Ni se dio cuenta de mi presencia. Sus largos dedos, con las uñas delicadamente arregladas, se aferraban a su falda y el aire entraba y salía de sus pulmones produciendo un terrible sonido. Tenía la cara manchada de lágrimas, aunque ya no lloraba. A tenor del olor, había vomitado recientemente. Su lánguida, dulce y casual belleza se había evaporado.

La rodeé con el brazo y traté de olvidar el amargo olor, pero mi estómago también empezó a revolverse. El delicioso almuerzo de los Crandall amenazaba con deshacer camino. Cerré los ojos un instante. Cuando los abrí, ella me estaba mirando, los dedos tensos como garras.

—Los han matado, Roe —dijo con una terrible claridad—. Papá y mamá están muertos. Me arrodillé para asegurarme y tengo la ropa manchada de la sangre de papá.

Guardó silencio y perdió la mirada en su falda. A sabiendas de mi impotencia en esa espantosa situación, dejé que mis pensamientos derivasen hacia lo que de verdad se me daba bien: hallar el patrón, el terrible e impersonal patrón en el que alguien estaba intentando encajar a las víctimas por la fuerza. En esta ocasión teníamos a Lizanne, un padre y una madrastra muertos de forma sangrienta y a plena luz del día.

Me preguntaba dónde estaría el hacha.

—Acababa de entrar por la puerta de atrás para almorzar con ellos, como todos los días —dijo de repente—. Cuando cerré la puerta y no respondían, abrí la delantera. Toma, esta es la única llave que tengo. Ellos…, había sangre por todas las paredes.
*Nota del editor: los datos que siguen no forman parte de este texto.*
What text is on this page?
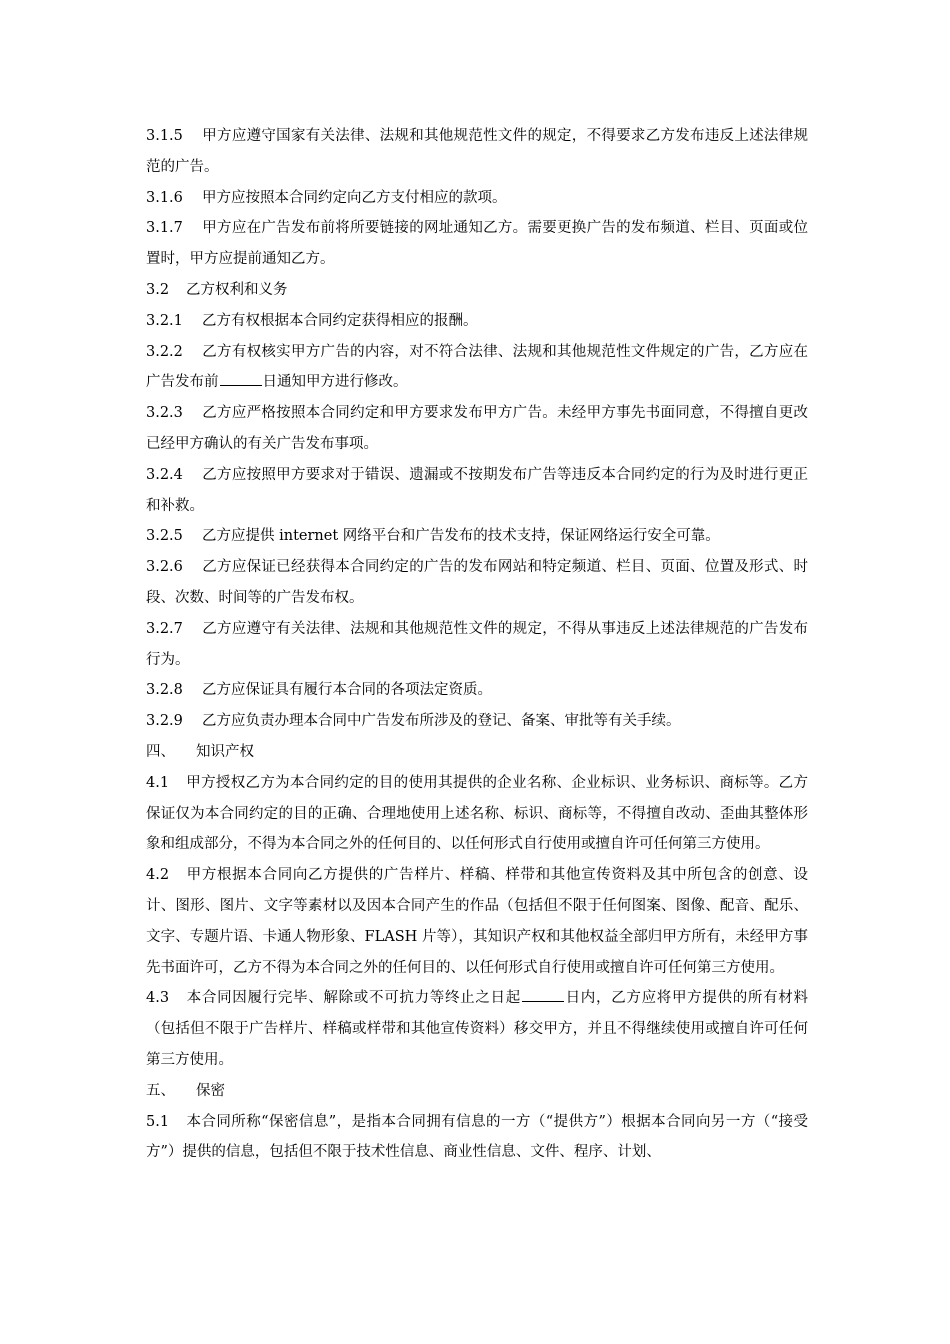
3.1.5 甲方应遵守国家有关法律、法规和其他规范性文件的规定，不得要求乙方发布违反上述法律规范的广告。

3.1.6 甲方应按照本合同约定向乙方支付相应的款项。

3.1.7 甲方应在广告发布前将所要链接的网址通知乙方。需要更换广告的发布频道、栏目、页面或位置时，甲方应提前通知乙方。

3.2 乙方权利和义务

3.2.1 乙方有权根据本合同约定获得相应的报酬。

3.2.2 乙方有权核实甲方广告的内容，对不符合法律、法规和其他规范性文件规定的广告，乙方应在广告发布前	日通知甲方进行修改。

3.2.3 乙方应严格按照本合同约定和甲方要求发布甲方广告。未经甲方事先书面同意，不得擅自更改已经甲方确认的有关广告发布事项。

3.2.4 乙方应按照甲方要求对于错误、遗漏或不按期发布广告等违反本合同约定的行为及时进行更正和补救。

3.2.5 乙方应提供 internet 网络平台和广告发布的技术支持，保证网络运行安全可靠。

3.2.6 乙方应保证已经获得本合同约定的广告的发布网站和特定频道、栏目、页面、位置及形式、时段、次数、时间等的广告发布权。

3.2.7 乙方应遵守有关法律、法规和其他规范性文件的规定，不得从事违反上述法律规范的广告发布行为。

3.2.8 乙方应保证具有履行本合同的各项法定资质。

3.2.9 乙方应负责办理本合同中广告发布所涉及的登记、备案、审批等有关手续。

四、 知识产权

4.1 甲方授权乙方为本合同约定的目的使用其提供的企业名称、企业标识、业务标识、商标等。乙方保证仅为本合同约定的目的正确、合理地使用上述名称、标识、商标等，不得擅自改动、歪曲其整体形象和组成部分，不得为本合同之外的任何目的、以任何形式自行使用或擅自许可任何第三方使用。

4.2 甲方根据本合同向乙方提供的广告样片、样稿、样带和其他宣传资料及其中所包含的创意、设计、图形、图片、文字等素材以及因本合同产生的作品（包括但不限于任何图案、图像、配音、配乐、文字、专题片语、卡通人物形象、FLASH 片等），其知识产权和其他权益全部归甲方所有，未经甲方事先书面许可，乙方不得为本合同之外的任何目的、以任何形式自行使用或擅自许可任何第三方使用。

4.3 本合同因履行完毕、解除或不可抗力等终止之日起	日内，乙方应将甲方提供的所有材料（包括但不限于广告样片、样稿或样带和其他宣传资料）移交甲方，并且不得继续使用或擅自许可任何第三方使用。

五、 保密

5.1 本合同所称“保密信息”，是指本合同拥有信息的一方（“提供方”）根据本合同向另一方（“接受方”）提供的信息，包括但不限于技术性信息、商业性信息、文件、程序、计划、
—¿Las paredes? —murmuré estúpidamente, inconsciente de lo que iba a decir hasta que hubo salido por mi boca.

—Sí —dijo seriamente, defendiendo una horrible verdad—. Las paredes. Papá está en el sofá, Roe, el que usa para ver la televisión, y está, está… Y mamá está arriba, en el cuarto de invitados, en el suelo, junto a la cama.

La estreché con todas mis fuerzas y ella se arrebujó en mí.